For $X$ a random variable $\in \mathbb{R}^n$, with probability density function $p(x):I_X \subset \mathbb{R}^n \rightarrow \mathbb{R}$, the second moment $\in \mathbb{R}$ is:
$$\sigma^2=\mathbf{E}\{(X-\mu)^2\}=\int_{I_X} (x-\mu)^2 p(x)dx$$
which is the variance for $n=1$ and the covariance matrix in general.
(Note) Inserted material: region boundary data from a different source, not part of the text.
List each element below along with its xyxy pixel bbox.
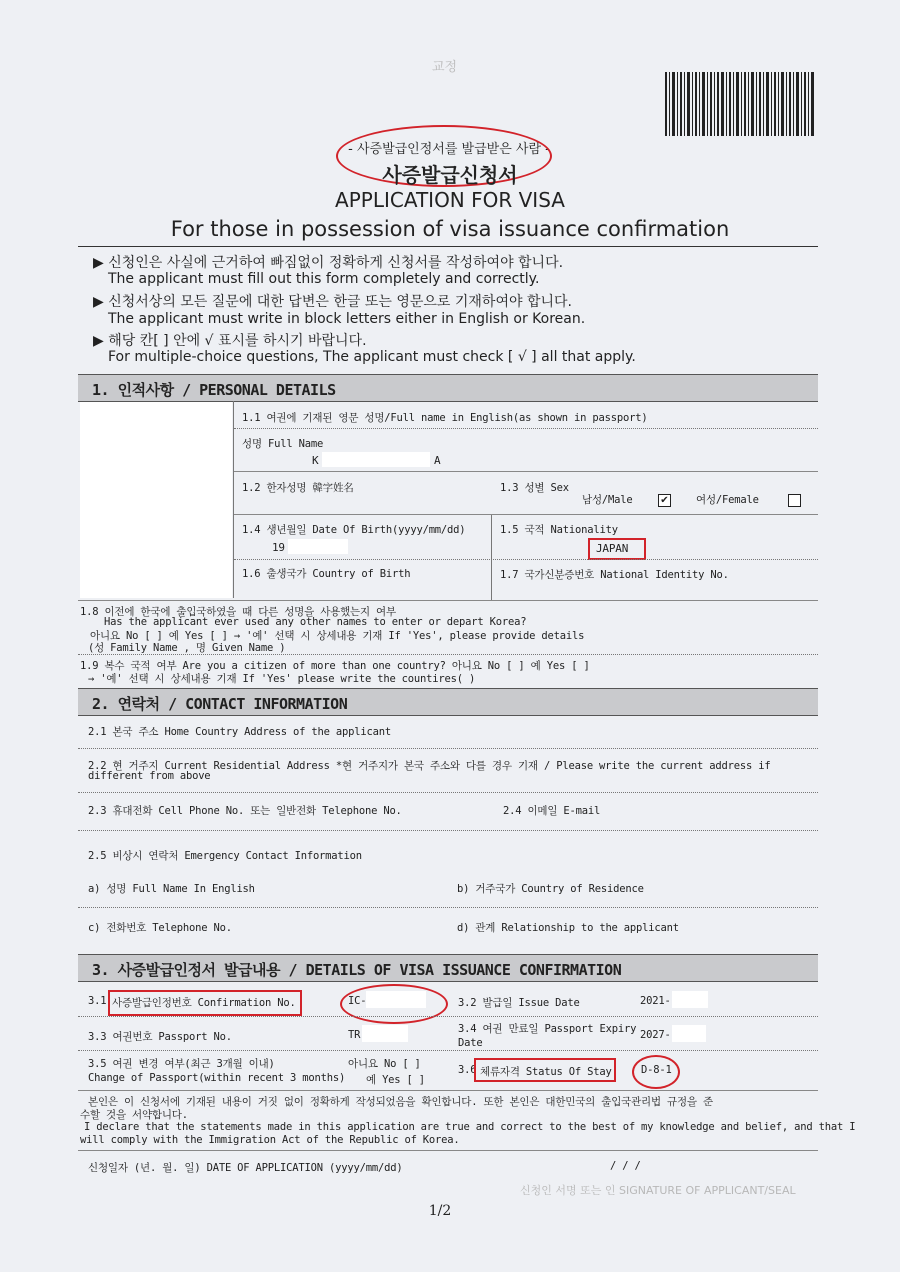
barcode-graphic	[665, 72, 815, 136]
status-highlight	[474, 1058, 616, 1082]
q19-line-1: 1.9 복수 국적 여부 Are you a citizen of more than one country? 아니요 No [ ] 예 Yes [ ]	[80, 660, 590, 672]
status-prefix: 3.6	[458, 1064, 477, 1076]
application-date-label: 신청일자 (년. 월. 일) DATE OF APPLICATION (yyyy/mm/dd)	[88, 1162, 403, 1174]
nationality-label: 1.5 국적 Nationality	[500, 524, 618, 536]
dob-redacted	[288, 539, 348, 554]
name-label: 성명 Full Name	[242, 438, 324, 450]
passport-no-label: 3.3 여권번호 Passport No.	[88, 1031, 232, 1043]
declaration-en-2: will comply with the Immigration Act of the Republic of Korea.	[80, 1134, 460, 1146]
passport-expiry-label-1: 3.4 여권 만료일 Passport Expiry	[458, 1023, 637, 1035]
status-value: D-8-1	[641, 1064, 672, 1076]
name-last-letter: A	[434, 454, 441, 467]
barcode	[665, 72, 815, 136]
faint-page-mark: 교정	[432, 60, 458, 75]
photo-divider	[233, 401, 234, 598]
instruction-3-en: For multiple-choice questions, The applicant must check [ √ ] all that apply.	[108, 349, 636, 365]
name-redacted	[322, 452, 430, 467]
page-number: 1/2	[428, 1203, 452, 1219]
q18-line-1: 1.8 이전에 한국에 출입국하였을 때 다른 성명을 사용했는지 여부	[80, 606, 396, 618]
section-2-title: 2. 연락처 / CONTACT INFORMATION	[92, 695, 348, 713]
nationality-highlight	[588, 538, 646, 560]
male-label: 남성/Male	[582, 494, 633, 506]
ec-relationship-label: d) 관계 Relationship to the applicant	[457, 922, 679, 934]
section-1-title: 1. 인적사항 / PERSONAL DETAILS	[92, 381, 336, 399]
change-no-option[interactable]: 아니요 No [ ]	[348, 1058, 421, 1070]
declaration-en-1: I declare that the statements made in this application are true and correct to the best of my knowledge and belief, and that I	[84, 1121, 856, 1133]
birth-country-label: 1.6 출생국가 Country of Birth	[242, 568, 411, 580]
q19-line-2: → '예' 선택 시 상세내용 기재 If 'Yes' please write the countires( )	[88, 673, 476, 685]
status-label: 체류자격 Status Of Stay	[480, 1066, 612, 1078]
title-english: APPLICATION FOR VISA	[335, 188, 565, 212]
q18-line-2: Has the applicant ever used any other names to enter or depart Korea?	[104, 616, 527, 628]
chinese-name-label: 1.2 한자성명 韓字姓名	[242, 482, 354, 494]
issue-date-value: 2021-	[640, 995, 671, 1007]
female-label: 여성/Female	[696, 494, 759, 506]
female-checkbox[interactable]	[788, 494, 801, 507]
ec-name-label: a) 성명 Full Name In English	[88, 883, 255, 895]
instruction-2-en: The applicant must write in block letters either in English or Korean.	[108, 311, 586, 327]
subtitle-english: For those in possession of visa issuance confirmation	[170, 217, 730, 241]
nationality-value: JAPAN	[596, 542, 629, 555]
declaration-kr-2: 수할 것을 서약합니다.	[80, 1109, 188, 1121]
change-passport-label-1: 3.5 여권 변경 여부(최근 3개월 이내)	[88, 1058, 275, 1070]
current-address-label-1: 2.2 현 거주지 Current Residential Address *현 거주지가 본국 주소와 다를 경우 기재 / Please write the current address if	[88, 760, 771, 772]
top-note: - 사증발급인정서를 발급받은 사람 -	[348, 142, 550, 157]
male-checkbox[interactable]: ✔	[658, 494, 671, 507]
full-name-label: 1.1 여권에 기재된 영문 성명/Full name in English(as shown in passport)	[242, 412, 648, 424]
q18-line-4: (성 Family Name , 명 Given Name )	[88, 642, 286, 654]
issue-date-label: 3.2 발급일 Issue Date	[458, 997, 580, 1009]
declaration-kr-1: 본인은 이 신청서에 기재된 내용이 거짓 없이 정확하게 작성되었음을 확인합니다. 또한 본인은 대한민국의 출입국관리법 규정을 준	[88, 1096, 713, 1108]
application-date-slashes: / / /	[610, 1160, 641, 1172]
current-address-label-2: different from above	[88, 770, 211, 782]
issue-date-redacted	[672, 991, 708, 1008]
dob-label: 1.4 생년월일 Date Of Birth(yyyy/mm/dd)	[242, 524, 466, 536]
ec-phone-label: c) 전화번호 Telephone No.	[88, 922, 232, 934]
status-highlight-oval	[632, 1055, 680, 1089]
section-1-header	[78, 374, 818, 402]
national-id-label: 1.7 국가신분증번호 National Identity No.	[500, 569, 729, 581]
header-rule	[78, 246, 818, 247]
change-passport-label-2: Change of Passport(within recent 3 months)	[88, 1072, 346, 1084]
email-label: 2.4 이메일 E-mail	[503, 805, 601, 817]
home-address-label: 2.1 본국 주소 Home Country Address of the applicant	[88, 726, 391, 738]
section-2-header	[78, 688, 818, 716]
emergency-label: 2.5 비상시 연락처 Emergency Contact Information	[88, 850, 362, 862]
passport-expiry-value: 2027-	[640, 1029, 671, 1041]
passport-expiry-label-2: Date	[458, 1037, 483, 1049]
instruction-1-en: The applicant must fill out this form completely and correctly.	[108, 271, 540, 287]
conf-no-label: 사증발급인정번호 Confirmation No.	[112, 997, 296, 1009]
signature-label: 신청인 서명 또는 인 SIGNATURE OF APPLICANT/SEAL	[520, 1184, 796, 1197]
instruction-1-kr: ▶ 신청인은 사실에 근거하여 빠짐없이 정확하게 신청서를 작성하여야 합니다.	[93, 255, 564, 271]
section-3-header	[78, 954, 818, 982]
passport-no-value: TR	[348, 1029, 361, 1041]
instruction-3-kr: ▶ 해당 칸[ ] 안에 √ 표시를 하시기 바랍니다.	[93, 333, 367, 349]
ec-country-label: b) 거주국가 Country of Residence	[457, 883, 644, 895]
q18-line-3: 아니요 No [ ] 예 Yes [ ] → '예' 선택 시 상세내용 기재 If 'Yes', please provide details	[90, 630, 585, 642]
conf-no-prefix: 3.1	[88, 995, 107, 1007]
conf-no-highlight-oval	[340, 984, 448, 1024]
passport-no-redacted	[362, 1025, 408, 1042]
phone-label: 2.3 휴대전화 Cell Phone No. 또는 일반전화 Telephone No.	[88, 805, 402, 817]
name-first-letter: K	[312, 454, 319, 467]
section-3-title: 3. 사증발급인정서 발급내용 / DETAILS OF VISA ISSUANCE CONFIRMATION	[92, 961, 622, 979]
change-yes-option[interactable]: 예 Yes [ ]	[366, 1074, 425, 1086]
passport-expiry-redacted	[672, 1025, 706, 1042]
sex-label: 1.3 성별 Sex	[500, 482, 569, 494]
photo-area-redacted	[80, 402, 232, 598]
title-korean: 사증발급신청서	[382, 163, 518, 187]
conf-no-highlight	[108, 990, 302, 1016]
dob-value: 19	[272, 541, 285, 554]
conf-no-value: IC-	[348, 995, 367, 1007]
instruction-2-kr: ▶ 신청서상의 모든 질문에 대한 답변은 한글 또는 영문으로 기재하여야 합니다.	[93, 294, 572, 310]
For other fields $\mathbb{F}$, complex and even real numbers, the metric $d(x,y): \mathbb{F}x\mathbb{F}\rightarrow \mathbb{R}$ can redefine the moment definition
$$\sigma^2_{\mathbb{F}}=\mathbf{E}_{\mathbb{F}}\{(X-\mu)^2\}=\int_{I_X} d(x,\mu)^2 p(x)dx$$
For example, for the complex field, the metric function can be the standard distance from the hermitian inner product, and thus we have the variance definition:
$$d(x,y)=\sqrt{(x-y)\overline{(x-y)}}$$
$$\sigma^2_{\mathbb{C}}=\mathbf{E}_{\mathbb{C}}\{(X-\mu)^2\}=\int_{I_X} (x-y)\overline{(x-y)} p(x)dx$$
But the standard product, without the conjugated term, though can be a valuable figure (named as the "complementary variance") is not a second moment:
$${\sigma^2}_{\mathbb{C}comp}=\int_{I_X} (x-y)^2 p(x)dx$$
Of course, you always could be more "reasonable" and prefer to drop the complex analysis and move onto a $\mathbb{C}^2$ cartesian plane, and start taking covariances instead of a single number which dont dive you the full distribution information of your stochastics.